I drove home with an unusual and unexpected feeling of joy. When you are diagnosed with clinical depression, feelings of joy are difficult to fully embrace and comprehend. To people who are clinically depressed, joy is an unfamiliar language that mumbles and speaks in hushed tones. It functions more as a concept than as an emotion felt. But, on rare occasions, it’s definition and intensity are clearly understood, even if it be for short-lived moments.

The following afternoon I called the city pound. Sometimes the stars align, and a boy (man) is destined to find his canine companion and they really do live happily ever after. But, sometimes, life doesn’t work that way. Sometimes life isn’t fair – it’s a lesson we’re taught at an early age, but don’t fully understand until we are a bit older.


There was a mix-up in paperwork and Max had already been adopted by the time of my call. “Is he going to a good home?” I, seconds from tears, asked the technician over the phone, as if she knew every detail about Max’s future home and family. She said “yes, he is”. I hung up the phone and my roommate, hearing my end of the conversation, realized what was going on. From his mouth fell a well-worded string of profanity. My roommate was my best friend and he saw I was disappointed and he hated to see me disappointed.

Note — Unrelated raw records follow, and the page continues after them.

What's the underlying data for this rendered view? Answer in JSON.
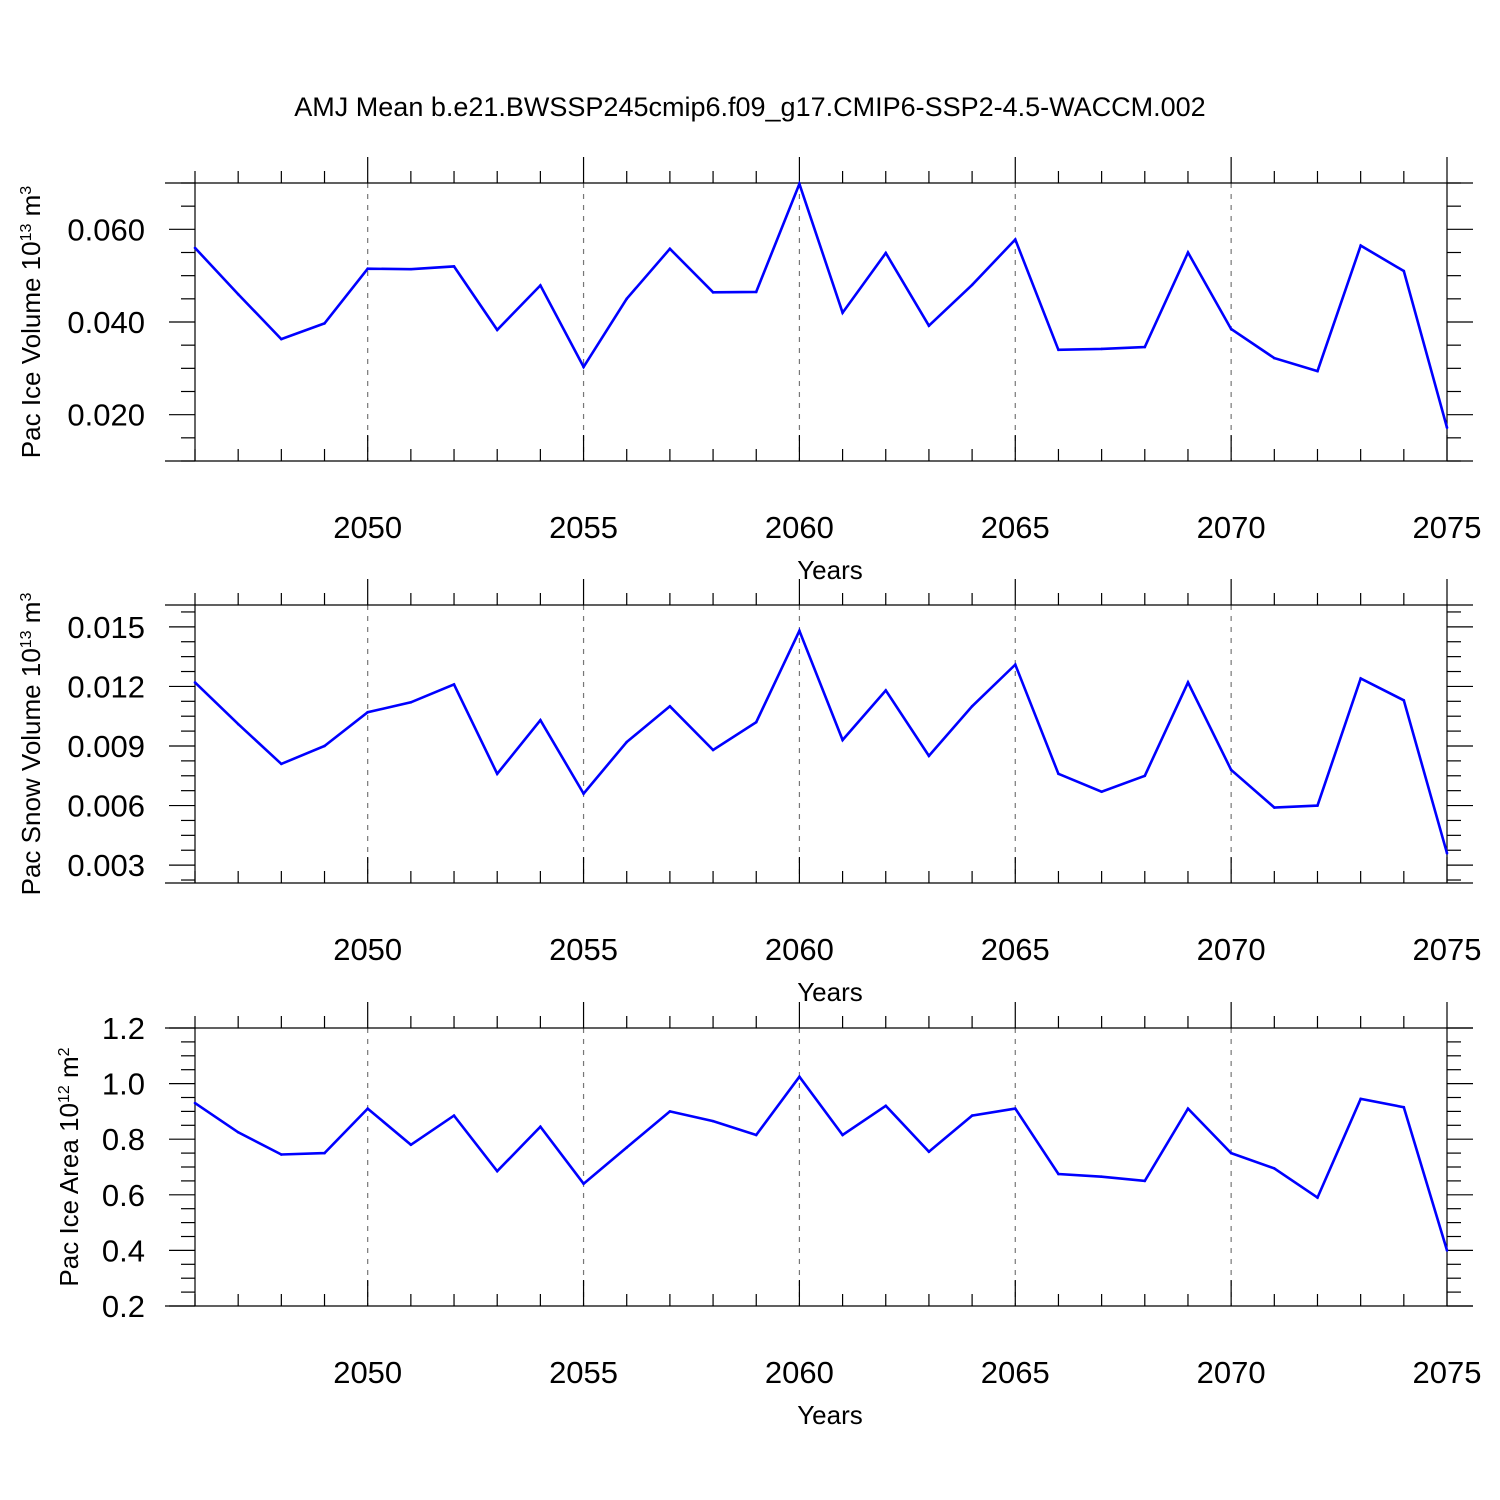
{
  "title": "AMJ Mean b.e21.BWSSP245cmip6.f09_g17.CMIP6-SSP2-4.5-WACCM.002",
  "line_color": "#0000ff",
  "chart_data": [
    {
      "type": "line",
      "ylabel": "Pac Ice Volume 10",
      "ylabel_exp": "13",
      "ylabel_unit": " m",
      "ylabel_unit_exp": "3",
      "xlabel": "Years",
      "xlim": [
        2046,
        2075
      ],
      "ylim": [
        0.01,
        0.07
      ],
      "yticks": [
        "0.020",
        "0.040",
        "0.060"
      ],
      "ytick_values": [
        0.02,
        0.04,
        0.06
      ],
      "xticks": [
        "2050",
        "2055",
        "2060",
        "2065",
        "2070",
        "2075"
      ],
      "xtick_values": [
        2050,
        2055,
        2060,
        2065,
        2070,
        2075
      ],
      "grid_x": [
        2050,
        2055,
        2060,
        2065,
        2070
      ],
      "series": [
        {
          "name": "Pac Ice Volume",
          "x": [
            2046,
            2047,
            2048,
            2049,
            2050,
            2051,
            2052,
            2053,
            2054,
            2055,
            2056,
            2057,
            2058,
            2059,
            2060,
            2061,
            2062,
            2063,
            2064,
            2065,
            2066,
            2067,
            2068,
            2069,
            2070,
            2071,
            2072,
            2073,
            2074,
            2075
          ],
          "values": [
            0.056,
            0.046,
            0.0363,
            0.0397,
            0.0515,
            0.0514,
            0.052,
            0.0383,
            0.0479,
            0.0303,
            0.045,
            0.0558,
            0.0464,
            0.0465,
            0.0698,
            0.042,
            0.0549,
            0.0392,
            0.048,
            0.0578,
            0.034,
            0.0342,
            0.0346,
            0.055,
            0.0385,
            0.0322,
            0.0294,
            0.0565,
            0.051,
            0.0172
          ]
        }
      ]
    },
    {
      "type": "line",
      "ylabel": "Pac Snow Volume 10",
      "ylabel_exp": "13",
      "ylabel_unit": " m",
      "ylabel_unit_exp": "3",
      "xlabel": "Years",
      "xlim": [
        2046,
        2075
      ],
      "ylim": [
        0.0021,
        0.0161
      ],
      "yticks": [
        "0.003",
        "0.006",
        "0.009",
        "0.012",
        "0.015"
      ],
      "ytick_values": [
        0.003,
        0.006,
        0.009,
        0.012,
        0.015
      ],
      "xticks": [
        "2050",
        "2055",
        "2060",
        "2065",
        "2070",
        "2075"
      ],
      "xtick_values": [
        2050,
        2055,
        2060,
        2065,
        2070,
        2075
      ],
      "grid_x": [
        2050,
        2055,
        2060,
        2065,
        2070
      ],
      "series": [
        {
          "name": "Pac Snow Volume",
          "x": [
            2046,
            2047,
            2048,
            2049,
            2050,
            2051,
            2052,
            2053,
            2054,
            2055,
            2056,
            2057,
            2058,
            2059,
            2060,
            2061,
            2062,
            2063,
            2064,
            2065,
            2066,
            2067,
            2068,
            2069,
            2070,
            2071,
            2072,
            2073,
            2074,
            2075
          ],
          "values": [
            0.0122,
            0.0101,
            0.0081,
            0.009,
            0.0107,
            0.0112,
            0.0121,
            0.0076,
            0.0103,
            0.0066,
            0.0092,
            0.011,
            0.0088,
            0.0102,
            0.0148,
            0.0093,
            0.0118,
            0.0085,
            0.011,
            0.0131,
            0.0076,
            0.0067,
            0.0075,
            0.0122,
            0.0078,
            0.0059,
            0.006,
            0.0124,
            0.0113,
            0.0036
          ]
        }
      ]
    },
    {
      "type": "line",
      "ylabel": "Pac Ice Area 10",
      "ylabel_exp": "12",
      "ylabel_unit": " m",
      "ylabel_unit_exp": "2",
      "xlabel": "Years",
      "xlim": [
        2046,
        2075
      ],
      "ylim": [
        0.2,
        1.2
      ],
      "yticks": [
        "0.2",
        "0.4",
        "0.6",
        "0.8",
        "1.0",
        "1.2"
      ],
      "ytick_values": [
        0.2,
        0.4,
        0.6,
        0.8,
        1.0,
        1.2
      ],
      "xticks": [
        "2050",
        "2055",
        "2060",
        "2065",
        "2070",
        "2075"
      ],
      "xtick_values": [
        2050,
        2055,
        2060,
        2065,
        2070,
        2075
      ],
      "grid_x": [
        2050,
        2055,
        2060,
        2065,
        2070
      ],
      "series": [
        {
          "name": "Pac Ice Area",
          "x": [
            2046,
            2047,
            2048,
            2049,
            2050,
            2051,
            2052,
            2053,
            2054,
            2055,
            2056,
            2057,
            2058,
            2059,
            2060,
            2061,
            2062,
            2063,
            2064,
            2065,
            2066,
            2067,
            2068,
            2069,
            2070,
            2071,
            2072,
            2073,
            2074,
            2075
          ],
          "values": [
            0.93,
            0.825,
            0.745,
            0.75,
            0.91,
            0.78,
            0.885,
            0.685,
            0.845,
            0.64,
            0.77,
            0.9,
            0.865,
            0.815,
            1.025,
            0.815,
            0.92,
            0.755,
            0.885,
            0.91,
            0.675,
            0.665,
            0.65,
            0.91,
            0.75,
            0.695,
            0.59,
            0.945,
            0.915,
            0.4
          ]
        }
      ]
    }
  ]
}
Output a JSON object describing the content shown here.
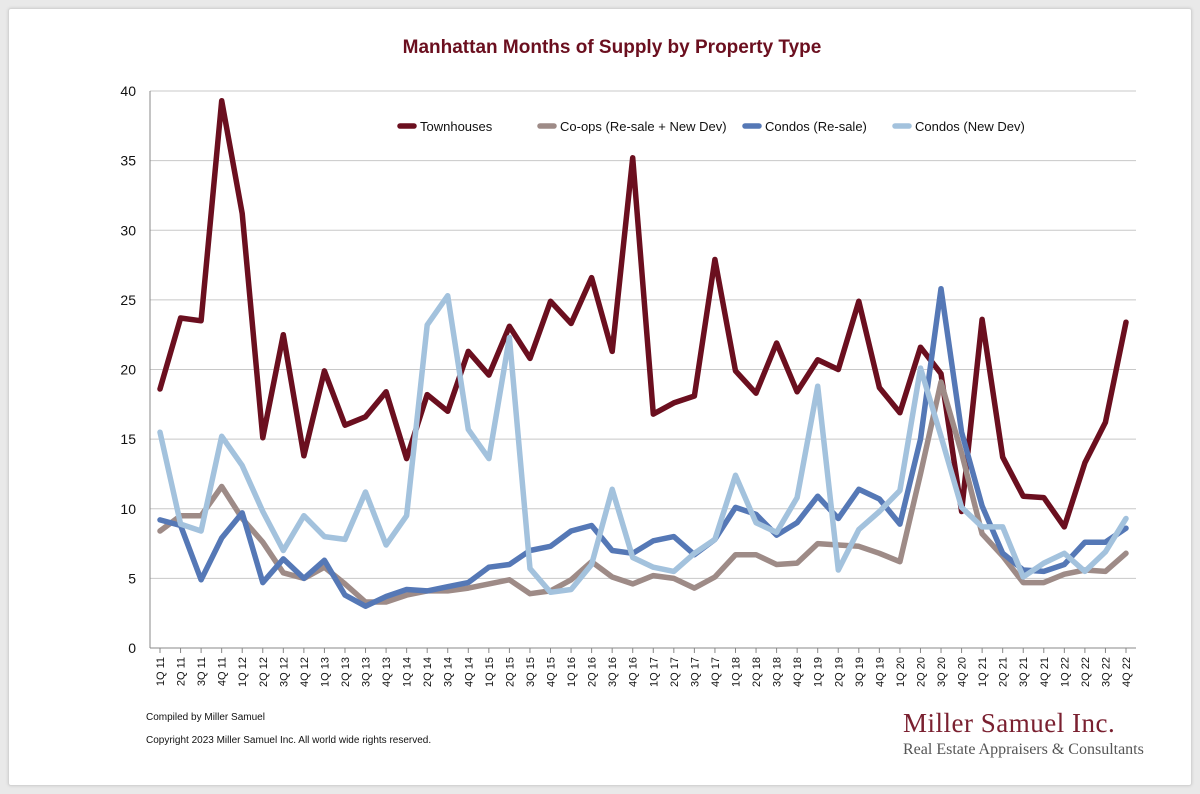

Sometimes – though these times may be rare – a second dandelion arises from among the ruins and wreckage to embrace and strive towards a new life to recognize and appreciate the sun shining above. Sometimes a second dandelion, struggling to exist, suddenly begins to take on better color. The stem fights to survive and becomes a healthier shade of green and the tip of the flower (because dandelions are flowers, not weeds if you allow them to be) blossoms with a brilliant head of seeds waiting to fly in various directions and multiply. None of us are looking for dandelions but, if you take the time to look downwards occasionally, you’ll see they grow in the fields laid at your feet. And they are beautiful.


During a humid summer of 2011, due to a highly determined roommate and a second dandelion growing and thriving against all likelihood it would survive, I’d enter a period of my life some might describe as “happy”. An amazing canine boy was waiting for me. It would be a few days until I met him for the first time. And our first meeting was absolute magic. A week later, while he sat on the couch with my roommate and I, his name would be changed to Lycan – he was my boy, my love, the object of my attention, and my amazing new friend. On the evening of his adoption, the stars twinkled more brightly in the sky than ever before. The second dandelion fought against the poison soil and the already-known structural failures and refused to wither.


The story does not end here. It is just beginning. And it’s all true.


Pictured: Lycan with his new best friend Toby (as a puppy).